Both portray a driven, ambitious woman who had star quality from childhood and a sassy, brassy star who falls in love easily, only to become insecure and needy in her relationships. Both books paint a picture of a disciplined creature who prizes organization and being in control and who has put her quest for stardom before just about anything else.
Is there shocking news from either book? Not really.
Maybe the greatest revelation is that, according to the two unauthorized bios, she has aborted the babies of five men dancer Tony Ward, music producer/manager Jellybean Benitez, artist Jean-Paul Basquiat, first husband Sean Penn and young English director Andy Bird.
Madonna was not interviewed for either book, based on clips, interviews with former schoolmates and colleagues, and family. They don't always agree on dates and details. Her publicist for two decades, Liz Rosenberg, said Monday that the books "are filled with a tremendous amount of inaccuracies. And, they do not reflect one iota of the essence of who this woman is." She said Madonna planned to issue a statement this week.

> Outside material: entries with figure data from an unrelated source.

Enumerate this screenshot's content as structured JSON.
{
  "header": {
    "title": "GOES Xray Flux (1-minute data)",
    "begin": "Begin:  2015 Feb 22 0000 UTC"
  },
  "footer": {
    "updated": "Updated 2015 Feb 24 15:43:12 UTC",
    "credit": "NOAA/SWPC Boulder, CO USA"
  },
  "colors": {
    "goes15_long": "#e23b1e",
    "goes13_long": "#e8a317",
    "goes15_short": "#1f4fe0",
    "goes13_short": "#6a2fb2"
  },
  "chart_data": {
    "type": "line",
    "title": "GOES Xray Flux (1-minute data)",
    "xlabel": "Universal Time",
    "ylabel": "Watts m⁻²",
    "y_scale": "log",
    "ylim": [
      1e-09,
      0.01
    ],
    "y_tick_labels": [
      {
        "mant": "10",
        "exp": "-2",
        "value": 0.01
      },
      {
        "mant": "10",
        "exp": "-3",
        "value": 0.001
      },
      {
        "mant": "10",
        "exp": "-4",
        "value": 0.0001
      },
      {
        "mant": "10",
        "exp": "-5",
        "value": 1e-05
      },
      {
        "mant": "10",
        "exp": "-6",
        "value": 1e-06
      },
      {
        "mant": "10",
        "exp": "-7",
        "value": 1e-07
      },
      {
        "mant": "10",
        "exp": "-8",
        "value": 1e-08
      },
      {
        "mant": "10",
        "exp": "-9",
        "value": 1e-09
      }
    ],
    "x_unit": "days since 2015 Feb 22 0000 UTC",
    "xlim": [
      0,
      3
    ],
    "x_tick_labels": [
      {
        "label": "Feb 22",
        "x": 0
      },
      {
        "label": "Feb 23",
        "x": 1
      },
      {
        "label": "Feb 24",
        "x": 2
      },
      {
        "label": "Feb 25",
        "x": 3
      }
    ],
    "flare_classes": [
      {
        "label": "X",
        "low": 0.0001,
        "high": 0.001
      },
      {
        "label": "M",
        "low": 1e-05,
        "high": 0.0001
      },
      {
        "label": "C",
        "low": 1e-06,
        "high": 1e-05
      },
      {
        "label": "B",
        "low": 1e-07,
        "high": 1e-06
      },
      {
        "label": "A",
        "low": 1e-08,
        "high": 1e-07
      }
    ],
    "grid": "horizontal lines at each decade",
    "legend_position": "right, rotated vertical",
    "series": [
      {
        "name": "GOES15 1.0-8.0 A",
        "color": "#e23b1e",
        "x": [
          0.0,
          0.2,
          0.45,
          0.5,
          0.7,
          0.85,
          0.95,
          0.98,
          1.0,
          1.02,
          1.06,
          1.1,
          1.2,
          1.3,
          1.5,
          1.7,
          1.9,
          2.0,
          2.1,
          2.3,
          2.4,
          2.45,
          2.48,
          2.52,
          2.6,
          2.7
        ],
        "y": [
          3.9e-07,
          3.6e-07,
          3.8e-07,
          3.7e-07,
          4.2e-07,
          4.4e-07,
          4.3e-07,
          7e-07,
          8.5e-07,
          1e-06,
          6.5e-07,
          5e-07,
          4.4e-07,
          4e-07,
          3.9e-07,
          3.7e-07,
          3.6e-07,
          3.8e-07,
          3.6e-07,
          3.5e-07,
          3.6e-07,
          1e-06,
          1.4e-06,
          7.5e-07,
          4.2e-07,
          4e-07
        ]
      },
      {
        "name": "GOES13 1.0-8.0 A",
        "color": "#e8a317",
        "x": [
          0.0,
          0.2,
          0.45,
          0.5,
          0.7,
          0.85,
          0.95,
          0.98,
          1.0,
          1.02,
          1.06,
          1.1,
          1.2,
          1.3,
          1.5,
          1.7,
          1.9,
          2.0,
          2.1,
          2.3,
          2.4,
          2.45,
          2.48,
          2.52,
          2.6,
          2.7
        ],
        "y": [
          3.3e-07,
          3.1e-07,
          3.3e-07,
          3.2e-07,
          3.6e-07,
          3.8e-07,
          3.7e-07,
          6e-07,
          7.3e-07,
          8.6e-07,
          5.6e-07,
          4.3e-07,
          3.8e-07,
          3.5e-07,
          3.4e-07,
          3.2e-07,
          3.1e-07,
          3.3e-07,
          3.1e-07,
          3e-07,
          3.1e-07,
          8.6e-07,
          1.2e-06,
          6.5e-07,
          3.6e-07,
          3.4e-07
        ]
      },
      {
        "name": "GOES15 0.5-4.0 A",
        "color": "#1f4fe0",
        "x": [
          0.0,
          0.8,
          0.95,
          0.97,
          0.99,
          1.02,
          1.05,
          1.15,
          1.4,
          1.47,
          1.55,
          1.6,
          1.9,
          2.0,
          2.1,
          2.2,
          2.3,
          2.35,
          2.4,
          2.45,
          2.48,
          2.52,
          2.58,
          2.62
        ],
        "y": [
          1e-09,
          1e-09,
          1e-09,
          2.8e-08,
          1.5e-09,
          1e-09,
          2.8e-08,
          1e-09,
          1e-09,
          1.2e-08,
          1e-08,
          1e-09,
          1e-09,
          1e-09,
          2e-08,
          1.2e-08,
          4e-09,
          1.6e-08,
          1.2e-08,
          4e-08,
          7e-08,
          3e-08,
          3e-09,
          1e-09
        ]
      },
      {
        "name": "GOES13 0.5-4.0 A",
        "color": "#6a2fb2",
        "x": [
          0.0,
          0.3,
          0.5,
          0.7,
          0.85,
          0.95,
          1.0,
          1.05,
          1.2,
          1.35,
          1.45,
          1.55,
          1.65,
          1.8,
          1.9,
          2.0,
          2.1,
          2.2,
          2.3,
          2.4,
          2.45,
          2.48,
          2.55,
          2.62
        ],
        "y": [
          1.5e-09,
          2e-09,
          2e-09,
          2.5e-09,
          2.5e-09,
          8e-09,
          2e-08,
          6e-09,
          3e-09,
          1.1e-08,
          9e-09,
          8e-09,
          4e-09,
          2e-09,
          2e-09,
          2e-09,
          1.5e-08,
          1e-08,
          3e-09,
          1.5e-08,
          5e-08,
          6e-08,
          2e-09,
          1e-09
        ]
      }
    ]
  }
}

Andrew Morton, whose book is called "Madonna" (St. Martin's Press, $24.95), is the better known of the two authors. He wrote "Diana: Her True Story," which made news detailing Princess Diana's struggles with bulimia, and "Monica's Story," the authorized biography of Monica Lewinsky. Among the highlights in his latest:
- Madonna had affairs with Ingrid Casares and Sandra Bernhard.
- Although reports of a final incident in her marriage to Penn indicated that he was drunk and overpowered her, leaving her "trussed up like a turkey" and gagged for hours, Morton says the actor grabbed Madonna, threw her down and sat on her, pinning her arms to the floor and refusing to let her move for four hours.
- She has such a fear of breast cancer that when she used to jog six miles a day in Miami with Casares, she'd wear three bras.
Barbara Victor's "Goddess "(Cliff Street Books/HarperCollins, $26) devotes pages to Madonna's role in "Evita" and her childhood in Michigan, and quotes professors on motivations behind the diva's behavior. Among the highlights:
- Madonna would wear red or green underwear and hang upside down on the jungle gym to get noticed at her Catholic school.
- She has an IQ over 140.
- In March 1999, things were rocky with Ritchie, whom she married last December. Arguments would erupt from her criticism of the way he chewed his food to his making fun of her hairpieces. London bookmakers give the marriage a 1-in-3 chance of lasting five years.